Hongzhe’s Status Report for 09/23/2023

For this week, we had a major change in the project plan, and here is the work I did. 

For the past project regarding patient monitoring. I interviewed some doctors and nurses for background information to prove the usability of the project. The interview consists of gathering symptoms, especially behavioral symptoms, such as chest pain, vomit, increasing breath, seizure, etc. At the same time, the interview focusing on nursing assistants is more about the medical care system in hospitals and nursing homes, attempting to prove that the usual alarm system is not quick enough given the multiple layers of notification all the way to doctors. Please note that the interviews are conducted with Chinese medical system workers instead of in the US, and there might be discrepancy on how US hospitals work.
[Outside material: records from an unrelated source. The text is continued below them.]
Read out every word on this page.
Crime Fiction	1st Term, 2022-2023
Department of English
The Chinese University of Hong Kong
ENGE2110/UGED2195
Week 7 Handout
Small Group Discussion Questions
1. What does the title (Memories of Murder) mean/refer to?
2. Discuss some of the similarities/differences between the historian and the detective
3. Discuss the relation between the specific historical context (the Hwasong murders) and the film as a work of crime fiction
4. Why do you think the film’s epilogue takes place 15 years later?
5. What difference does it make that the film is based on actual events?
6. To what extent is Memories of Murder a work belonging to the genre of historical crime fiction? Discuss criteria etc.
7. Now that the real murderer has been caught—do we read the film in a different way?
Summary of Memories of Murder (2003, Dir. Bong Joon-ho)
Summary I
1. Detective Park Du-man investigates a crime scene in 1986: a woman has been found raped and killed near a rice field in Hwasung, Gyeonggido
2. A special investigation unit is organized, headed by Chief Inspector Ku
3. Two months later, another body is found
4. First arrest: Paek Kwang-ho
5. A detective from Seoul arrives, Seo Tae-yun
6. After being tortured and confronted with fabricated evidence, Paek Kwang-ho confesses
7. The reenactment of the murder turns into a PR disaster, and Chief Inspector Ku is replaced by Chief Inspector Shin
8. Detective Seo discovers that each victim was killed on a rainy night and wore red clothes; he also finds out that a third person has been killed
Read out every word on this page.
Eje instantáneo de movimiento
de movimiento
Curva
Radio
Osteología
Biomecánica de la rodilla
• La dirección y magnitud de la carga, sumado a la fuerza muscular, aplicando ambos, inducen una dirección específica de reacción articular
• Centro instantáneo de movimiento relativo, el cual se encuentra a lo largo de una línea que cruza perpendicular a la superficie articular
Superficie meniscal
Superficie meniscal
Then after having abundant communications with the course staff, we decided to change the project to a Taiji instruction application based on OpenPose given that this idea is more solid with more accessible online resources and static gesture references.

Indeed, my team and I are slightly behind schedule since we switched the project, but we will keep up for the future weeks by accelerating the schedule. At the same time, since the Taiji context has more gesture resources online, we could skip the raw data collection process before, giving us more time to work on the technical portion.